Bazen kaynaklanmaz. Forbes.com geçtiğimiz günlerde, “Tastemakers: Architecture” haberi ile Amerika’nın “en iyi”lerinin seçildiğini duyurdu. Sonuçlar şaşırtıcı değil. Seçimin nasıl yapıldığı ise kesinlikle ilginç.
Ortaya çıkan tablo, “en iyi” mimarlar hakkında olmasa bile, mimarlık piyasasının işleyiş biçimleri hakkında bir fikir vermekte.
Seçim yapılırken bir çok ölçüte başvurulmuş.

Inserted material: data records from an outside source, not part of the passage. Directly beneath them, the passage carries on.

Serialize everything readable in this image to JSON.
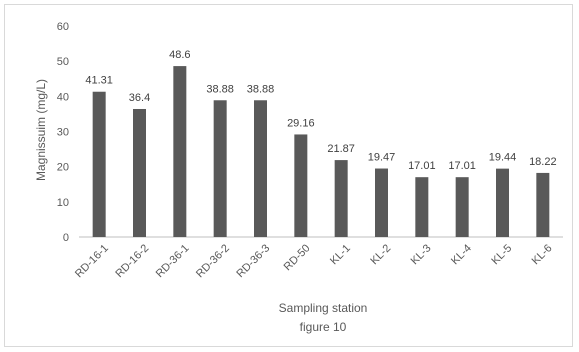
{
  "chart_data": {
    "type": "bar",
    "categories": [
      "RD-16-1",
      "RD-16-2",
      "RD-36-1",
      "RD-36-2",
      "RD-36-3",
      "RD-50",
      "KL-1",
      "KL-2",
      "KL-3",
      "KL-4",
      "KL-5",
      "KL-6"
    ],
    "values": [
      41.31,
      36.4,
      48.6,
      38.88,
      38.88,
      29.16,
      21.87,
      19.47,
      17.01,
      17.01,
      19.44,
      18.22
    ],
    "value_labels": [
      "41.31",
      "36.4",
      "48.6",
      "38.88",
      "38.88",
      "29.16",
      "21.87",
      "19.47",
      "17.01",
      "17.01",
      "19.44",
      "18.22"
    ],
    "xlabel": "Sampling station",
    "caption": "figure 10",
    "ylabel": "Magnissuim (mg/L)",
    "ylim": [
      0,
      60
    ],
    "yticks": [
      0,
      10,
      20,
      30,
      40,
      50,
      60
    ],
    "grid": false,
    "legend": "none",
    "colors": {
      "bar": "#595959",
      "axis": "#bfbfbf",
      "text": "#595959"
    }
  }
}
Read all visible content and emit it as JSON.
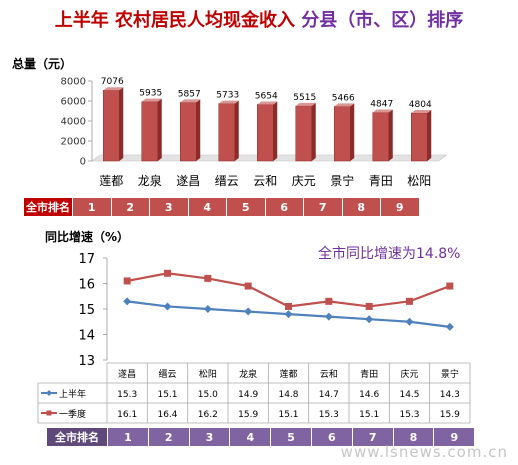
{
  "header": {
    "part1": "上半年",
    "part2": "农村居民人均现金收入",
    "part3": "分县（市、区）排序"
  },
  "chart_data": [
    {
      "type": "bar",
      "ylabel": "总量（元）",
      "ylim": [
        0,
        8000
      ],
      "yticks": [
        0,
        2000,
        4000,
        6000,
        8000
      ],
      "categories": [
        "莲都",
        "龙泉",
        "遂昌",
        "缙云",
        "云和",
        "庆元",
        "景宁",
        "青田",
        "松阳"
      ],
      "values": [
        7076,
        5935,
        5857,
        5733,
        5654,
        5515,
        5466,
        4847,
        4804
      ],
      "grid": false,
      "color": "#c0504d"
    },
    {
      "type": "line",
      "title": "全市同比增速为14.8%",
      "ylabel": "同比增速（%）",
      "ylim": [
        13,
        17
      ],
      "yticks": [
        13,
        14,
        15,
        16,
        17
      ],
      "categories": [
        "遂昌",
        "缙云",
        "松阳",
        "龙泉",
        "莲都",
        "云和",
        "青田",
        "庆元",
        "景宁"
      ],
      "series": [
        {
          "name": "上半年",
          "values": [
            15.3,
            15.1,
            15.0,
            14.9,
            14.8,
            14.7,
            14.6,
            14.5,
            14.3
          ],
          "color": "#4f81bd"
        },
        {
          "name": "一季度",
          "values": [
            16.1,
            16.4,
            16.2,
            15.9,
            15.1,
            15.3,
            15.1,
            15.3,
            15.9
          ],
          "color": "#c0504d"
        }
      ],
      "grid": false,
      "legend": "bottom-left table"
    }
  ],
  "rank_bar_top": {
    "label": "全市排名",
    "numbers": [
      "1",
      "2",
      "3",
      "4",
      "5",
      "6",
      "7",
      "8",
      "9"
    ]
  },
  "rank_bar_bottom": {
    "label": "全市排名",
    "numbers": [
      "1",
      "2",
      "3",
      "4",
      "5",
      "6",
      "7",
      "8",
      "9"
    ]
  },
  "watermark": "www.lsnews.com.cn"
}
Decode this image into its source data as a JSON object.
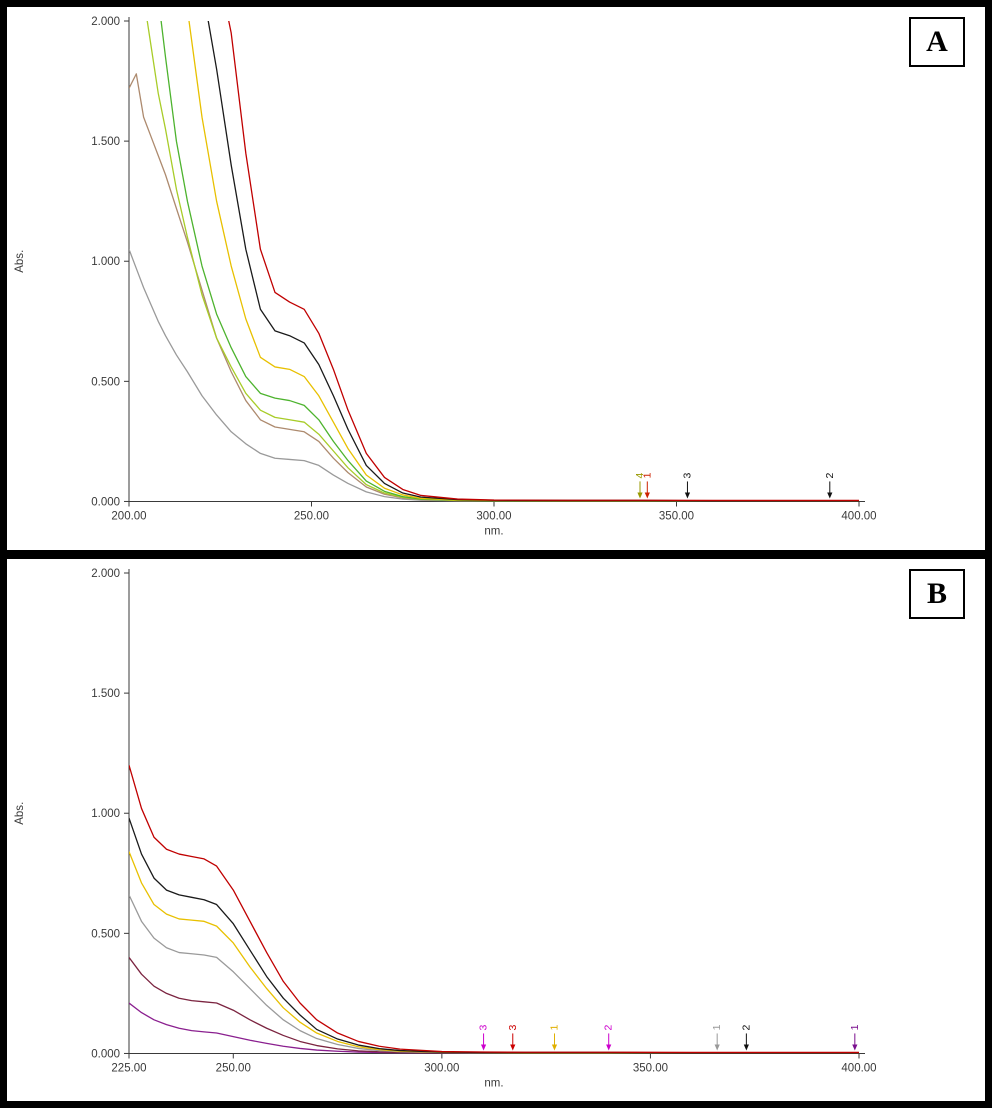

Ancak bu ölçütlerden, mimarın yaratıcılığı, mimarlığın gelişimine kattıkları ya da toplumsal olarak oynadığı dönüştürücü rolden ziyade; genel olarak, genel etkisini ve meşhurluğunu sınayan bir çerçeve çıkıyor. Bu noktada, anket sonuçları, basında geçtiğimiz yıl kaç defa anıldığı, çarpıcı yapısının olup olmadığı, ödülleri gibi başlıklar göze çarpıyor.
Basının her mimara yönelik ilgisinin ayrıntılı olarak tarandığı söylenebilir.
Frank Gehry, 2,974; Tadao Ando, 951; Santiago Calatrava, 951; Zaha Hadid, 937; Renzo Piano, 884; I.M. Pei, 705; Richard Meier, 683; Thom Mayne, 240; Greg Lynn, 42; Rick Harlan Schneider, 4; defa anılmış basında.
İnternetten verilen oylar, aldığı ödüller, çeşitli kurumlarda bulunduğu konum gibi diğer ölçütler, mimarın mimarlık ortamındaki genel etkisinin önemsendiğini gösteriyor.
İnternetteki anketin sonuçları şöyle:
Charles Gwathmey(2 %), Peter Eisenman(3 %), Richard Meier(6 %), Rafael Viñoly(2 %), Kevin Roche(1 %), Ricardo Legorreta(3 %), Zaha Hadid(4 %), Renzo Piano(3 %), Daniel Libeskind(3 %), Robert AM Stern(3 %), Frank Gehry(17 %), Robert Venturi(3 %), Rem Koolhaas(5 %), Tadao Ando(2 %), Santiago Calatrava(17 %), Steven Holl (1 %), Helmut Jahn(4 %), Michael Graves(3 %), Thom Mayne(2 %), Cesar Pelli(6 %), IM Pei(0 %)
Yanı sıra, mimarlar ile ilgili bilgiler bölümünde, mimarların Amerika’da yaptıkları en yüksek maliyetli yapının hangisi olduğu, mimarın ismi ve önemli yapıları listesinden hemen sonra geliyor. Ne kadar pahalıysa o kadar iyi!
Buradan çıkarılacak bir diğer sonuç, “en iyi” yapıların, bir reklam unsuruna dönüşmüş maliyetleri kadar, dikkat çekici ve turist rehberlerinde bulunabilecek yönlerinin olması gerektiği. Ancak yapının mimarlık tarihinde oturduğu yerden çok, ne kadar meşhur olduğu önemli. Kent içinde simgesel bir değere ulaşmış olmasıysa kayda değer bir diğer ölçüt. Dahası, ilgili yapının mimarın imzaladığı kontratlardaki rakamın yükselmesine etki edip etmediği bile dikkate alınmış.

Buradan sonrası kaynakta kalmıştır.